The Drama Mama recently posted..Red Writing Hood- That Thing Called Love
This is such a beautiful story. Thanks for sharing, even if you didn’t want to. It just shows how powerful love really is.
It sounds just like my grandparents. My granddad died 4 years ago, and she hasn’t been the same since. Sometimes I forget how hard it must be for her to have lost her best friend, I would be crazy if it happened to me. And like you said, I haven’t even known my husband a fraction of their life they spent together. Thanks you for reminding me.
Alicia recently posted..Dunk Tank
What a beautiful and moving post.
The first time I thought about love, really thought about love, it was brought on by a conversation with my great-grandmother.
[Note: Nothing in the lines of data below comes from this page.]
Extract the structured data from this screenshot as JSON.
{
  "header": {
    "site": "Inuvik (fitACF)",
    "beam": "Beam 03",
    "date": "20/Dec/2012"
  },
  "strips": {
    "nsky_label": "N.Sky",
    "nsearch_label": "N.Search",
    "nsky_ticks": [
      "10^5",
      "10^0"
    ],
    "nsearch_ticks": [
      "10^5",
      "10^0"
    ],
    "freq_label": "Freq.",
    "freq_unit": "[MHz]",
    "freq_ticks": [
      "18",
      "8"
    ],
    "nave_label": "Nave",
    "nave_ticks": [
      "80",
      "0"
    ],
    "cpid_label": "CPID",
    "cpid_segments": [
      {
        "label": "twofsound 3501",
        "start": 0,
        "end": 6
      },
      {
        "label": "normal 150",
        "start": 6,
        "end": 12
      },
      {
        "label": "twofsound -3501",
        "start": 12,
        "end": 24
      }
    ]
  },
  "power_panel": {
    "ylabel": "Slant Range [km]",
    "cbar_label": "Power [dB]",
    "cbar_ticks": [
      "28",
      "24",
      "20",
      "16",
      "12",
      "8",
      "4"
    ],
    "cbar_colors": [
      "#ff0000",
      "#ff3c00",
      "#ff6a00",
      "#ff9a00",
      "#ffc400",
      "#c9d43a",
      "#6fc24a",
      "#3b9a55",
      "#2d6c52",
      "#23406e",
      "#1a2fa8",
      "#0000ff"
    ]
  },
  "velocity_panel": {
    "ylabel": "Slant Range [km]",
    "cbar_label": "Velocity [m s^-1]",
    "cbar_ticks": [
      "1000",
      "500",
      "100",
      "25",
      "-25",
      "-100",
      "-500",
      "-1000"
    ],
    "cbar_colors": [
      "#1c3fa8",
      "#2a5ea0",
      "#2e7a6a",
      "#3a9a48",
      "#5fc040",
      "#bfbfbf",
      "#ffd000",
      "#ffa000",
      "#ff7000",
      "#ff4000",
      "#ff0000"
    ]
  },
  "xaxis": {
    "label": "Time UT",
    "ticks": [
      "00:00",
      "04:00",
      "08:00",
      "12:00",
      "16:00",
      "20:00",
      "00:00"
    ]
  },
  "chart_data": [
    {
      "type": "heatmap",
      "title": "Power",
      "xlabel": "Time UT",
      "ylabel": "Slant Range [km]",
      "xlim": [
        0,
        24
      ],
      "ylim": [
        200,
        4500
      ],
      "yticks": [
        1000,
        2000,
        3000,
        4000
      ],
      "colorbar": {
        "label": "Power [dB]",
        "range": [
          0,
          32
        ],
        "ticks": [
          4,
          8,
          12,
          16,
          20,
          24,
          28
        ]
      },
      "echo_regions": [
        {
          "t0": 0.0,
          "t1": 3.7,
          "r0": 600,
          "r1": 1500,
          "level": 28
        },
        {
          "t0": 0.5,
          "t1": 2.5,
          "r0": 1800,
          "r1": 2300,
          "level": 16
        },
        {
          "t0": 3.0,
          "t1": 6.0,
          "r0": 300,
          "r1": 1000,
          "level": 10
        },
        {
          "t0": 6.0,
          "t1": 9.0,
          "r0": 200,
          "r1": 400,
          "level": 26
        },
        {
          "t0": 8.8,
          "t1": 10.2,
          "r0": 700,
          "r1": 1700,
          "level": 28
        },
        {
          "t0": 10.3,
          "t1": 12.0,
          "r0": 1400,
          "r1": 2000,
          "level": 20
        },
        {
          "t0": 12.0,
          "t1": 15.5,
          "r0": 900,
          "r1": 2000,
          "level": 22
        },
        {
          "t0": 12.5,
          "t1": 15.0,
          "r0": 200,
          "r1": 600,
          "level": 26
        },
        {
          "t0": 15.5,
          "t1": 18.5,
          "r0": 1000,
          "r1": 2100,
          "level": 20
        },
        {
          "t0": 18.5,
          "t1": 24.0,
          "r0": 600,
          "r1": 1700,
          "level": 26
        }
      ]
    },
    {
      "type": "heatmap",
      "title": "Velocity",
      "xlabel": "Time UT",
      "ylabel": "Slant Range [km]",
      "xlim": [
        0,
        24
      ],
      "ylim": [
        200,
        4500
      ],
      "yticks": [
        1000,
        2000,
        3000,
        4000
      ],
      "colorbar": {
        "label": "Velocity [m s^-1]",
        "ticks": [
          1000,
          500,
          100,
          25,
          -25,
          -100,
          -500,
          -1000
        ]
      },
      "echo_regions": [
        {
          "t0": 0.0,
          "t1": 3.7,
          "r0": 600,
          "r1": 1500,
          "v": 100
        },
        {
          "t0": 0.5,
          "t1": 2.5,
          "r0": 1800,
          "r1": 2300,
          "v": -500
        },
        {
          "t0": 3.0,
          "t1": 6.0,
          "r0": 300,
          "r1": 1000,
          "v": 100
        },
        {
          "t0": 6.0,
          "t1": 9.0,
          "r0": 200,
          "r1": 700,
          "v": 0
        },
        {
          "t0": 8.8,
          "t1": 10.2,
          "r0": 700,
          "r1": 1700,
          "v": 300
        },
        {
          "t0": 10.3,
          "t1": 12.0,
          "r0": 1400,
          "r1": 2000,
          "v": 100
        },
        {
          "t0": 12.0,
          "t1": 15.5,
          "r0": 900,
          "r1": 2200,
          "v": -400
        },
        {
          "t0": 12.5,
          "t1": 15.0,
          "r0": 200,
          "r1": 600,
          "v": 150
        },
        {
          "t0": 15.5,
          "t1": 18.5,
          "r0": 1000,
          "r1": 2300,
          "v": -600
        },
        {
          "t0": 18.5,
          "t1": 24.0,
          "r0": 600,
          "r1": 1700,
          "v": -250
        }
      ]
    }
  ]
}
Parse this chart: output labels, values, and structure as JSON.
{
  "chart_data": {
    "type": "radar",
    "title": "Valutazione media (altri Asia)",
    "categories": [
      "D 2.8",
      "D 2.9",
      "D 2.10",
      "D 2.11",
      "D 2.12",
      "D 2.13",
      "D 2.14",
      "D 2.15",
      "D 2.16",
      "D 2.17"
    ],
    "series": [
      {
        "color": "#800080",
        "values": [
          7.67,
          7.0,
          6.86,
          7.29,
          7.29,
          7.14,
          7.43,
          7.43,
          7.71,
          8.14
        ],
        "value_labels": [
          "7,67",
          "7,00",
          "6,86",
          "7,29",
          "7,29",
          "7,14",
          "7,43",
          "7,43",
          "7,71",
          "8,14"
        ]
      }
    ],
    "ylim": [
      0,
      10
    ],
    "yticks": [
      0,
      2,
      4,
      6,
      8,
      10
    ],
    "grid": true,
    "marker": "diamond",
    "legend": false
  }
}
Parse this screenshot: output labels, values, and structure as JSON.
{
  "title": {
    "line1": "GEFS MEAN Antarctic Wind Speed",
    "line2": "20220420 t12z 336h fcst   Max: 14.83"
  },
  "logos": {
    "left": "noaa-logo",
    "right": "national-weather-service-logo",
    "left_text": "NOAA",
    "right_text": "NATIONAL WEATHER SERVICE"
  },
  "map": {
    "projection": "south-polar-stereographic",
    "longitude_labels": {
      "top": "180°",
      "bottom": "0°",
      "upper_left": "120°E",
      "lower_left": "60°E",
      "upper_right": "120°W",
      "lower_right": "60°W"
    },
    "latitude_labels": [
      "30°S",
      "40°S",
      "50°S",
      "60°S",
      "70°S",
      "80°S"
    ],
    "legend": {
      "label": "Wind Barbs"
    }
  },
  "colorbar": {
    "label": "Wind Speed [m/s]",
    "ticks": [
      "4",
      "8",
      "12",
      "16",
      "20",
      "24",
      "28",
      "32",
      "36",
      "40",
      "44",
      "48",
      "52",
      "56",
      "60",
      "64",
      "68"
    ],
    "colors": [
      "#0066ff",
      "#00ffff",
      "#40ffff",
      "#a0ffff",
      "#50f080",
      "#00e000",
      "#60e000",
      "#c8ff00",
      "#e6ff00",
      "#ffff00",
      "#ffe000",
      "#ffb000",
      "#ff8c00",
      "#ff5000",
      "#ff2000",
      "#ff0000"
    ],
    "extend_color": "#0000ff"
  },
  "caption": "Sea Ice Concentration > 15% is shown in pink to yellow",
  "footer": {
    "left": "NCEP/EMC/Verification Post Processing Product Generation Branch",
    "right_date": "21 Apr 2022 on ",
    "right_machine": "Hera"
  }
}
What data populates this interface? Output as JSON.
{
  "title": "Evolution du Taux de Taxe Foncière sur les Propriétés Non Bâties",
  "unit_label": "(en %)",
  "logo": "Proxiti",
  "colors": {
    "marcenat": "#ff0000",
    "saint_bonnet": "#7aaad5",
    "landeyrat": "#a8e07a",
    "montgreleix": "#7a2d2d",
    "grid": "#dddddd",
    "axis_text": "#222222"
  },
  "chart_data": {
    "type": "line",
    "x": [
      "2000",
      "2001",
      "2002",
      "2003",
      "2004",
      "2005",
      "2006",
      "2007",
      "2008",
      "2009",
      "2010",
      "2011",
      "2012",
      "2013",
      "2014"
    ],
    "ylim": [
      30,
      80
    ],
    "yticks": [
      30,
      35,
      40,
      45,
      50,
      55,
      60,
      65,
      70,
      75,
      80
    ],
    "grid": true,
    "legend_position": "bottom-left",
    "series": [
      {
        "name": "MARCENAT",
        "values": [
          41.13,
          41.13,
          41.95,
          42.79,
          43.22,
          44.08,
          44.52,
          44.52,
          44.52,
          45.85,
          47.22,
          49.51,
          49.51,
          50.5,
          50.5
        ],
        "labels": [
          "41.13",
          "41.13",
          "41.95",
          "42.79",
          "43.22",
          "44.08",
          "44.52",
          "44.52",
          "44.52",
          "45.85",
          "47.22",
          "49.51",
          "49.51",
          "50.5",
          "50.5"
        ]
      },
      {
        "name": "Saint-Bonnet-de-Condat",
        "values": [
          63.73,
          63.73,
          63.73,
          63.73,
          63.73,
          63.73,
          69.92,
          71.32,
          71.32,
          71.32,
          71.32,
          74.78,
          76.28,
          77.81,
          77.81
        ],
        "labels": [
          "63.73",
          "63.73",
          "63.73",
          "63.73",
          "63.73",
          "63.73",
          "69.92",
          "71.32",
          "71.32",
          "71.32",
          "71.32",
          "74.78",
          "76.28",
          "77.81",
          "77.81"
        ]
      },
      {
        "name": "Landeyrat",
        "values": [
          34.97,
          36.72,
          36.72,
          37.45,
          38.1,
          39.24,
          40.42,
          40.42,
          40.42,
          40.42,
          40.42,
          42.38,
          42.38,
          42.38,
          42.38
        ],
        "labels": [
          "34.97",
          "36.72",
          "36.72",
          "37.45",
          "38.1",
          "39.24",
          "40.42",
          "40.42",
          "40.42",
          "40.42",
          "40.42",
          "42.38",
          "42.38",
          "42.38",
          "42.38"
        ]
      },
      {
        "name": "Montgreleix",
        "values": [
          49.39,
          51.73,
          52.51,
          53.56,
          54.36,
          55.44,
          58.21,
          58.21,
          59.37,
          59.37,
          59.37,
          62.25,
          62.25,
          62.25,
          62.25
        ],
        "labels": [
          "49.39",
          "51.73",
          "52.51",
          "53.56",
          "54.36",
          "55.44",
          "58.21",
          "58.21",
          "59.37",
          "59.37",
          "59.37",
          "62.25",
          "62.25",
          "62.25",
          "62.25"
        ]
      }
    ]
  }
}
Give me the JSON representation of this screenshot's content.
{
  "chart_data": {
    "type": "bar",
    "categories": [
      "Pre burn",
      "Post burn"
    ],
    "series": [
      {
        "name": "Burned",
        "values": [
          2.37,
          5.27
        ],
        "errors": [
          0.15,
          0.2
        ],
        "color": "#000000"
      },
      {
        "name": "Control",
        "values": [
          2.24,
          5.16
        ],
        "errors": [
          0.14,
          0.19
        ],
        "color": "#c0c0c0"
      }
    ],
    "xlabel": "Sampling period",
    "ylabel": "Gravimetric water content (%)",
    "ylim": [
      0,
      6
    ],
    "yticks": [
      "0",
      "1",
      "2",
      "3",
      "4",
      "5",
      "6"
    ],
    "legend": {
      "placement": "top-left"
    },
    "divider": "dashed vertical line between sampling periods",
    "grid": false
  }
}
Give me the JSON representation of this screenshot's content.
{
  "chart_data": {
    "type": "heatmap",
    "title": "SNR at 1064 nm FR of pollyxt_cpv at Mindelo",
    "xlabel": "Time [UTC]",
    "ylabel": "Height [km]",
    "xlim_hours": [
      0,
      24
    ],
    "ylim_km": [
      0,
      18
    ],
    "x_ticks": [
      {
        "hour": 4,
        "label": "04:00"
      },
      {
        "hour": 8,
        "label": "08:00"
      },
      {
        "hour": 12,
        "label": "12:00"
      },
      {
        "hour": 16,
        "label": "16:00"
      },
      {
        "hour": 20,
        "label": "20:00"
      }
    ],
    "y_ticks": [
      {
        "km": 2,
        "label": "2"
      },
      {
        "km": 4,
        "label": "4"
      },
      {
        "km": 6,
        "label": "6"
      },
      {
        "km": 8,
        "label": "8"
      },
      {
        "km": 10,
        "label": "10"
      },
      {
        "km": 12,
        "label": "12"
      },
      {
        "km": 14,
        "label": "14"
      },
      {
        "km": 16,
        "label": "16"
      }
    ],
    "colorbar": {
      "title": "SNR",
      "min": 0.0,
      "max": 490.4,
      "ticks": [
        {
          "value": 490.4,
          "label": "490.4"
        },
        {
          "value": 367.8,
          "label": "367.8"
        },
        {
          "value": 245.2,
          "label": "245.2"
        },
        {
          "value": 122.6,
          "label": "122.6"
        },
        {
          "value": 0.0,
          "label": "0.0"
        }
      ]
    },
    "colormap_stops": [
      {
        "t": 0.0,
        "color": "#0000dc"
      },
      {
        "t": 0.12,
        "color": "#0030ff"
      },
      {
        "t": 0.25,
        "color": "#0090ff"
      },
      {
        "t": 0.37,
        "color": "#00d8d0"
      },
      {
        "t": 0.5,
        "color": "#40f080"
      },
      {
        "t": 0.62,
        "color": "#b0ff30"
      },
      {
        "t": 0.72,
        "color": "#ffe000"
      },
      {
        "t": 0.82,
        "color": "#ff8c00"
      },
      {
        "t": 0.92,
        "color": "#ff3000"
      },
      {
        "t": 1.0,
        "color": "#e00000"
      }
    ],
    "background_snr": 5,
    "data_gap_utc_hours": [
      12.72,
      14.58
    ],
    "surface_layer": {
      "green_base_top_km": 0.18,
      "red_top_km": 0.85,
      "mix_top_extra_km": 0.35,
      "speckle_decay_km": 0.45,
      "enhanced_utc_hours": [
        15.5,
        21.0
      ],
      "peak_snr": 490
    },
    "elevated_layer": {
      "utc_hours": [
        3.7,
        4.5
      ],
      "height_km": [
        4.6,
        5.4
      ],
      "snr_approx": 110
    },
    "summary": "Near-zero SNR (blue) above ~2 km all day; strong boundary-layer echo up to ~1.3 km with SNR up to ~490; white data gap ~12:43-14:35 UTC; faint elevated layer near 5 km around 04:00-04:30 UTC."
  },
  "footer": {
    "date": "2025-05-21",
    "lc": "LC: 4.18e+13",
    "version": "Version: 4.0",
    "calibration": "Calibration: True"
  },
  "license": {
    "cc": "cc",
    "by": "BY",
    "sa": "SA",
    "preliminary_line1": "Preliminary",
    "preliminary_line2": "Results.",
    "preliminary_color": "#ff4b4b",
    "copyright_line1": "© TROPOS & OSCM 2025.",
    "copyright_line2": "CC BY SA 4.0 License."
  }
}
As we both grew older, I was sent over more and more throughout summers and weekends to help her while she still lived in her own house. I would help her clean, take out the trash, bring over groceries, and cook– with her instructions, of course– leaving enough cooked meals in her refrigerator to last her throughout the week. She would tell me wonderful stories of her life in return.
One day, when I walked in, I found her sobbing on the couch by the phone. She was not hurt, in the physical sense. It was not the anniversary of some dreadful event. She had received a wrong number call, and the man’s voice on the phone reminded her so much of her husband– gone for over a dozen years by this point– that she immediately broke into tears. “I never stop missing him,” she told me. “I never seem to stop waiting to see him again.”
Sarah recently posted..Holiday Joys
that is a beautiful and heart wrenching story. What a legacy of love. I cannot imagine being married that long, though I hope & pray for that amazing blessing. my heart hurts for your grandmother & her heavy, heavy loss.
Grace @ Arms Wide Open recently posted..simple
Marking time, that’s exactly what it must be like. I dread having to know for myself. I wish your grandmother peace, however she can find it, even it’s buried under the covers in her dreams.
Stacia recently posted..Haiku Friday
I know I am sending this in the middle of the holidays but I would love a guest post from you, even if it is a repost of something you have already published or an excerpt. I do a segment where I share something truthful with my readers, and this post really struck me.
(Florida) Girl with a New Life recently posted..Your Advice- The Driving Force
Heart-wrenching & poignant.. Such a beautiful love story. THIS right here? Is a real fairy tale.